Despite losing last year’s ace, Halls, the Greyhounds should still be in pretty good shape at the top of their pitching staff with Noah Austin and Lucas Francis back and Sean Scott moving up in the rotation.

Ridley likes the experience he has coming back but wants those veterans to fill another void left by the graduates.

“The core I’ve got coming back is very good. And there’s a good mixture of veterans and some young kids,” he said. “If there’s been a struggle, it’s been filling that role of guys like Tyler and Nick as vocal leaders.”

One key addition this year will be senior Jonah Sautter. A standout goalie in soccer and the school’s all-time leading scorer in basketball, Sautter will play a utility role for the Greyhounds and see some time on the mound.

“He can probably fill the same kind of role Ryley Austin did for us last year, sort of as a utility player who plays multiple positions,” Ridley said. “The beauty of it is he hasn’t played since eighth grade, so his arm’s fresh. I think he’ll be a surprise addition.”

Runnin’ with the Devils

Lewiston didn’t get many chances to exhibit its formidable team speed in Thursday’s 5-4 season-opening loss to Bangor. 

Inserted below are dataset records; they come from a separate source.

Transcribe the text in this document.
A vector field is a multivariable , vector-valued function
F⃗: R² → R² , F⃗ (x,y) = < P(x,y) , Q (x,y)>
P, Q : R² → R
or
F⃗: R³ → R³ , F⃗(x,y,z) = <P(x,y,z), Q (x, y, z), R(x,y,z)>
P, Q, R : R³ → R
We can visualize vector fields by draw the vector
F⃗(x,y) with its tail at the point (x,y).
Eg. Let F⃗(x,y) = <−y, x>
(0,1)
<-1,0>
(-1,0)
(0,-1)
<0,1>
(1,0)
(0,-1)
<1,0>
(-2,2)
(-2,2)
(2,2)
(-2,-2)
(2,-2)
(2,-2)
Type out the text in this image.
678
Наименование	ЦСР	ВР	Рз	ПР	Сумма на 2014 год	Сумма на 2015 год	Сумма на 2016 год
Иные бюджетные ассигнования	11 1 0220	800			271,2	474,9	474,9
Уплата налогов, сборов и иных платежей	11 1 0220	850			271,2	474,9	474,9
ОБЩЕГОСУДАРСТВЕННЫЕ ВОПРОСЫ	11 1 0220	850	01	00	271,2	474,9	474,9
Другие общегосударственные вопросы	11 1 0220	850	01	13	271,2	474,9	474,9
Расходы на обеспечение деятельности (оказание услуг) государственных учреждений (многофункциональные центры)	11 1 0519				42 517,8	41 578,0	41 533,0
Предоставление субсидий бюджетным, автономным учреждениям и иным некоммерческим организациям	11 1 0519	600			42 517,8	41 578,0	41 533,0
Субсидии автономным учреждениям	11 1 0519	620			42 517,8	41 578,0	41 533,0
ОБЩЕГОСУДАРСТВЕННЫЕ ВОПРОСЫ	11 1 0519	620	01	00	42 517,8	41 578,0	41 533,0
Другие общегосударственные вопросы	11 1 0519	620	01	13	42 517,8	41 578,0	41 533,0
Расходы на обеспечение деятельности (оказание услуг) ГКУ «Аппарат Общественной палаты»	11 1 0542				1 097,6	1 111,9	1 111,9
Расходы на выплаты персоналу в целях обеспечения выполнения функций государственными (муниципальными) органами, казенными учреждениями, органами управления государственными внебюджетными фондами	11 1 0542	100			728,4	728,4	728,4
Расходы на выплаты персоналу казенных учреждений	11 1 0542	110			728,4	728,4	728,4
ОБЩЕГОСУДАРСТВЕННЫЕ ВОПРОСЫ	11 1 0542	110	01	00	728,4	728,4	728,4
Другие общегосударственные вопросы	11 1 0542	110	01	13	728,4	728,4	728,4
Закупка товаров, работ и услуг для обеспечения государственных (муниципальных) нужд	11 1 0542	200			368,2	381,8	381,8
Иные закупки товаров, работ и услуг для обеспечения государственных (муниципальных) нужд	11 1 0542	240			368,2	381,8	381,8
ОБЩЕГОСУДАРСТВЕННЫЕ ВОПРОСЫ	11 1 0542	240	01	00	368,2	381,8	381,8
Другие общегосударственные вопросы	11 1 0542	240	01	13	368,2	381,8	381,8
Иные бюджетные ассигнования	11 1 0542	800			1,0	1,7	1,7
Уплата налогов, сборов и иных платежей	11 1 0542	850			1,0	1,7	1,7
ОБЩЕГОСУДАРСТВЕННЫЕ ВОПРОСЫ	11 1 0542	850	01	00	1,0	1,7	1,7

Blue Devils coach Darren Hartley said he was a little hesitant to set runners in motion against the Rams, partially because of the defensive prowess of catcher Tyler Parke, but also because his hitters were making “pretty decent contact on their pitcher (Zach Cowperthwaite).”

“I want to be aggressive but, credit to Bangor. Their catcher doesn’t skip the ball behind him. He doesn’t kick it off to the side. We couldn’t really get more aggressive on the bases,” he said.

Hartley doesn’t expect opponents will forget about the speed of Hunter Landry, Brock Belanger, Evan Cox and company just because they weren’t swiping bags in the opener.

“I think people know that the top five kids in our order can flat out run, but we didn’t have a chance to move on (Bangor) that much,” he said. 

The Blue Devils host Skowhegan at Bates College on Friday, then host rival Edward Little at the Lewiston Little League (formerly Eliot) field on Monday.